By Grant Gross, IDG News Service |  Government, environment, ewaste 2 comments

Disposal of electronic waste is a growing crisis, and the U.S. Congress should pump money into electronic waste research, said Representative Bart Gordon, chairman of the House Science and Technology Committee.

Draft legislation, discussed during a committee hearing on Wednesday, would include grant money for universities to conduct research on improving sorting and "de-manufacturing" technologies, on new uses for e-waste materials, new electronics designs that would make recycling easier and greener alternatives to hazardous materials.

The draft bill would also include grants to colleges for creating green design curriculum and for creating e-waste internships, as well as worker training on green design, product re-use and recycling through community colleges. This version of the draft bill does not give budget numbers for the grant programs.

Gordon, a Tennessee Democrat, called the draft bill a first step toward dealing with a "growing crisis" of discarded electronics winding up in landfills or shipped overseas to be dismantled using crude methods.

"Only a small percentage of these products make it to e-waste recyclers," he said Wednesday. "Most of us put our old electronics out on the curb or store them in a closet or desk drawer. Perhaps the most egregious practice is the export of e-waste to workers in the developing world. There, the valuable commodities are stripped from the products and processed using primitive methods. These practices endanger people's health and pollute the areas where they live."

Witnesses at the hearing called for more e-waste research. Municipal recycling programs and e-waste recyclers should be able to track and sort discarded electronics using RFID tags, just as RFID tags are used to track new electronics, said Valerie Thomas, an industrial and systems engineering professor at the Georgia Institute of Technology.

The electronics supply chain is not designed for recycling, she said. "The supply chain for making and selling electronics is a model of efficiency, managed with electronic data interchange, electronic manifests, radio-frequency tags on pallets and cartons, and UPC codes on every single package," she said. "In stark contrast, the end-of-life supply chain is managed almost entirely by hand, with little record-keeping or even potential for monitoring or oversight. That the result has included unsafe, polluting, and illegal activities ... should not be a surprise."

RFID (radio frequency identification) tags to help sort discarded electronics would be a huge help to recyclers, said Willie Cade, CEO of PC Rebuilders and Recyclers, based in Chicago. Cade's company, in trying to catalog discarded electronics, has found about 3,000 model numbers from about 425 manufacturing brands during the past year, he said.

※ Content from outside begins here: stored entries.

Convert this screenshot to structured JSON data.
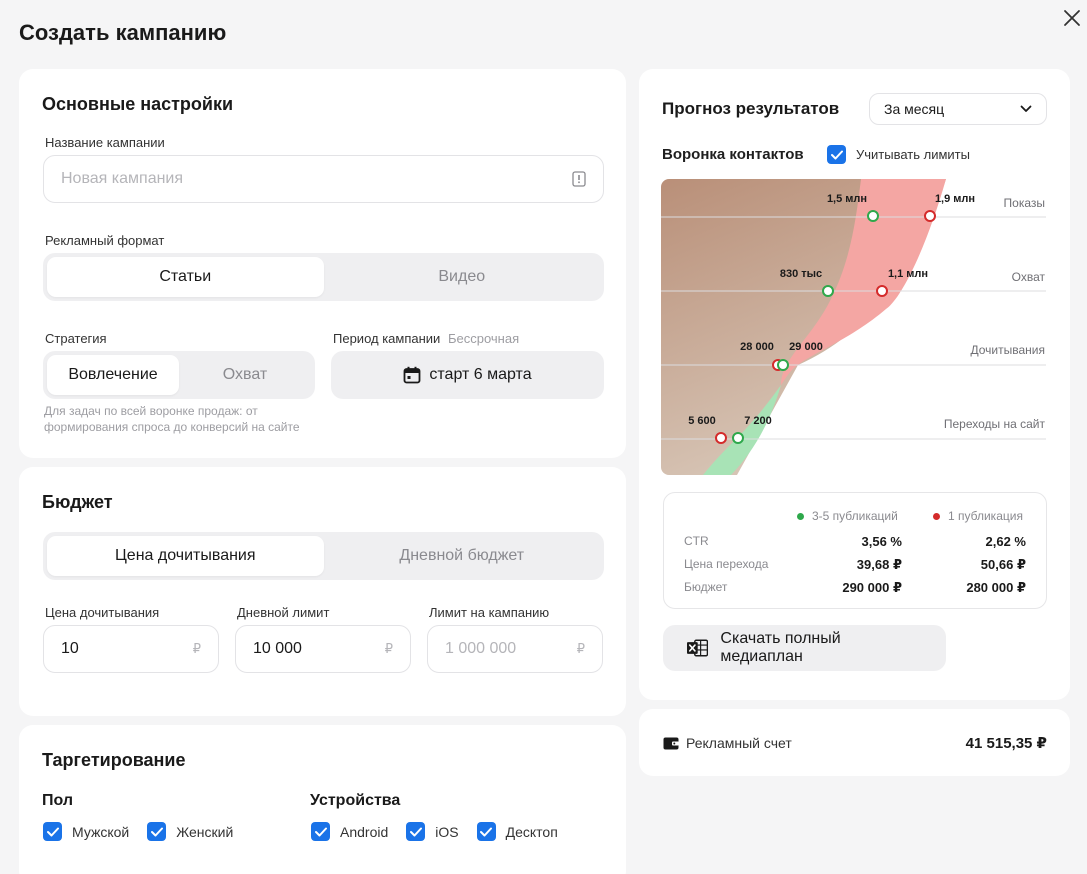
{
  "page": {
    "title": "Создать кампанию"
  },
  "basic": {
    "title": "Основные настройки",
    "name_label": "Название кампании",
    "name_placeholder": "Новая кампания",
    "format_label": "Рекламный формат",
    "format_options": [
      "Статьи",
      "Видео"
    ],
    "strategy_label": "Стратегия",
    "strategy_options": [
      "Вовлечение",
      "Охват"
    ],
    "strategy_hint_1": "Для задач по всей воронке продаж: от",
    "strategy_hint_2": "формирования спроса до конверсий на сайте",
    "period_label": "Период кампании",
    "period_sub": "Бессрочная",
    "period_button": "старт 6 марта"
  },
  "budget": {
    "title": "Бюджет",
    "mode_options": [
      "Цена дочитывания",
      "Дневной бюджет"
    ],
    "price_label": "Цена дочитывания",
    "price_value": "10",
    "daily_label": "Дневной лимит",
    "daily_value": "10 000",
    "campaign_label": "Лимит на кампанию",
    "campaign_placeholder": "1 000 000",
    "currency": "₽"
  },
  "targeting": {
    "title": "Таргетирование",
    "gender_title": "Пол",
    "gender": [
      "Мужской",
      "Женский"
    ],
    "devices_title": "Устройства",
    "devices": [
      "Android",
      "iOS",
      "Десктоп"
    ]
  },
  "forecast": {
    "title": "Прогноз результатов",
    "period_select": "За месяц",
    "funnel_title": "Воронка контактов",
    "limits_checkbox": "Учитывать лимиты",
    "stages": [
      "Показы",
      "Охват",
      "Дочитывания",
      "Переходы на сайт"
    ],
    "green_labels": [
      "1,5 млн",
      "830 тыс",
      "29 000",
      "7 200"
    ],
    "red_labels": [
      "1,9 млн",
      "1,1 млн",
      "28 000",
      "5 600"
    ],
    "legend_green": "3-5 публикаций",
    "legend_red": "1 публикация",
    "rows": [
      {
        "label": "CTR",
        "green": "3,56 %",
        "red": "2,62 %"
      },
      {
        "label": "Цена перехода",
        "green": "39,68 ₽",
        "red": "50,66 ₽"
      },
      {
        "label": "Бюджет",
        "green": "290 000 ₽",
        "red": "280 000 ₽"
      }
    ],
    "download_button": "Скачать полный медиаплан"
  },
  "account": {
    "label": "Рекламный счет",
    "balance": "41 515,35 ₽"
  },
  "colors": {
    "accent": "#1a73e8",
    "green": "#2ea84b",
    "red": "#d42b2b"
  }
}
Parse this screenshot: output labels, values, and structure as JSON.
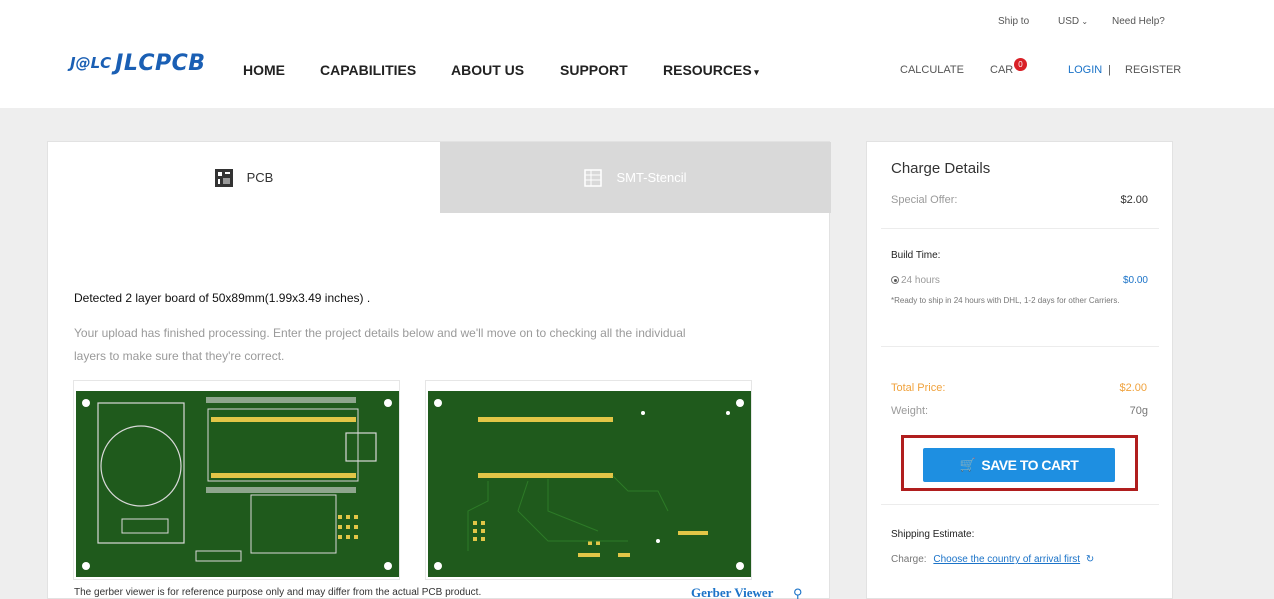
{
  "header": {
    "ship_to": "Ship to",
    "currency": "USD",
    "need_help": "Need Help?",
    "logo_mark": "J@LC",
    "logo_text": "JLCPCB",
    "nav": [
      "HOME",
      "CAPABILITIES",
      "ABOUT US",
      "SUPPORT",
      "RESOURCES"
    ],
    "calculate": "CALCULATE",
    "cart": "CAR",
    "cart_count": "0",
    "login": "LOGIN",
    "separator": "|",
    "register": "REGISTER"
  },
  "tabs": [
    {
      "label": "PCB",
      "active": true
    },
    {
      "label": "SMT-Stencil",
      "active": false
    }
  ],
  "main": {
    "detected": "Detected 2 layer board of 50x89mm(1.99x3.49 inches) .",
    "description": "Your upload has finished processing. Enter the project details below and we'll move on to checking all the individual layers to make sure that they're correct.",
    "disclaimer": "The gerber viewer is for reference purpose only and may differ from the actual PCB product.",
    "gerber_viewer": "Gerber Viewer"
  },
  "charge": {
    "title": "Charge Details",
    "special_offer_label": "Special Offer:",
    "special_offer_value": "$2.00",
    "build_time_title": "Build Time:",
    "build_time_option": "24 hours",
    "build_time_value": "$0.00",
    "build_time_note": "*Ready to ship in 24 hours with DHL, 1-2 days for other Carriers.",
    "total_label": "Total Price:",
    "total_value": "$2.00",
    "weight_label": "Weight:",
    "weight_value": "70g",
    "save_button": "SAVE TO CART",
    "shipping_title": "Shipping Estimate:",
    "charge_label": "Charge:",
    "charge_link": "Choose the country of arrival first"
  },
  "colors": {
    "brand_blue": "#1a5fb4",
    "button_blue": "#1e8fe1",
    "highlight_red": "#b01e1e",
    "price_orange": "#f0a23c",
    "pcb_green": "#1f5a1c"
  }
}
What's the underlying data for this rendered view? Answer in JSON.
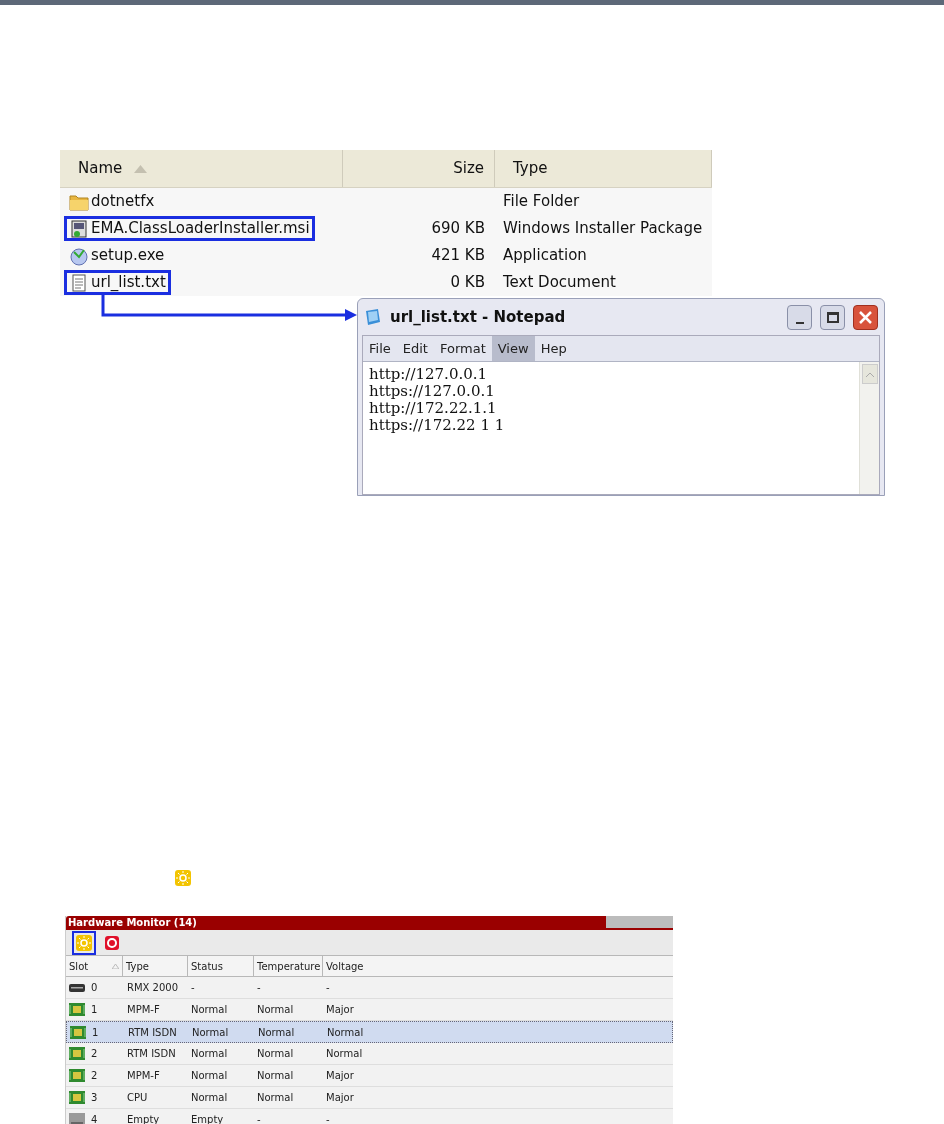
{
  "explorer": {
    "columns": [
      {
        "label": "Name",
        "sorted": true
      },
      {
        "label": "Size",
        "sorted": false
      },
      {
        "label": "Type",
        "sorted": false
      }
    ],
    "rows": [
      {
        "kind": "folder",
        "name": "dotnetfx",
        "type": "File Folder",
        "outlined": false
      },
      {
        "kind": "installer",
        "name": "EMA.ClassLoaderInstaller.msi",
        "size": "690 KB",
        "type": "Windows Installer Package",
        "outlined": true
      },
      {
        "kind": "setup",
        "name": "setup.exe",
        "size": "421 KB",
        "type": "Application",
        "outlined": false
      },
      {
        "kind": "text",
        "name": "url_list.txt",
        "size": "0 KB",
        "type": "Text Document",
        "outlined": true
      }
    ]
  },
  "notepad": {
    "title": "url_list.txt - Notepad",
    "menu": [
      {
        "label": "File",
        "selected": false
      },
      {
        "label": "Edit",
        "selected": false
      },
      {
        "label": "Format",
        "selected": false
      },
      {
        "label": "View",
        "selected": true
      },
      {
        "label": "Hep",
        "selected": false
      }
    ],
    "lines": [
      "http://127.0.0.1",
      "https://127.0.0.1",
      "http://172.22.1.1",
      "https://172.22 1 1"
    ]
  },
  "hardware_monitor": {
    "title": "Hardware Monitor (14)",
    "toolbar": [
      {
        "kind": "sun",
        "outlined": true
      },
      {
        "kind": "stop",
        "outlined": false
      }
    ],
    "columns": [
      "Slot",
      "Type",
      "Status",
      "Temperature",
      "Voltage"
    ],
    "rows": [
      {
        "kind": "chassis",
        "slot": "0",
        "type": "RMX 2000",
        "status": "-",
        "temperature": "-",
        "voltage": "-",
        "selected": false
      },
      {
        "kind": "board",
        "slot": "1",
        "type": "MPM-F",
        "status": "Normal",
        "temperature": "Normal",
        "voltage": "Major",
        "selected": false
      },
      {
        "kind": "board",
        "slot": "1",
        "type": "RTM ISDN",
        "status": "Normal",
        "temperature": "Normal",
        "voltage": "Normal",
        "selected": true
      },
      {
        "kind": "board",
        "slot": "2",
        "type": "RTM ISDN",
        "status": "Normal",
        "temperature": "Normal",
        "voltage": "Normal",
        "selected": false
      },
      {
        "kind": "board",
        "slot": "2",
        "type": "MPM-F",
        "status": "Normal",
        "temperature": "Normal",
        "voltage": "Major",
        "selected": false
      },
      {
        "kind": "board",
        "slot": "3",
        "type": "CPU",
        "status": "Normal",
        "temperature": "Normal",
        "voltage": "Major",
        "selected": false
      },
      {
        "kind": "empty",
        "slot": "4",
        "type": "Empty",
        "status": "Empty",
        "temperature": "-",
        "voltage": "-",
        "selected": false
      }
    ]
  }
}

In addition to the products coming in to be recycled, many people hang on to old computers because they don't know how to wipe the data on them, Cade added. The average age of products turned into his company is more than 10 years, he said.

"While we may want to design better products that are going to be coming down the road later, we have a large backload ... of equipment that we're going to need to deal with for many years to come," he said.

Gordon's draft legislation will help create a strong U.S.-based e-waste recycling industry, Cade said.

Representative Vernon Ehlers, a Michigan Republican, called on the U.S. government to relax its rules about donating computers to schools or nonprofits. It's currently difficult for members of Congress to donate old computers because of data retention rules, he said.

Ehlers also praise Cade and others for trying to come up with environmentally friendly e-waste programs. "I cannot in good conscience throw out a computer now," he said. "We have seven or eight of them in the basement."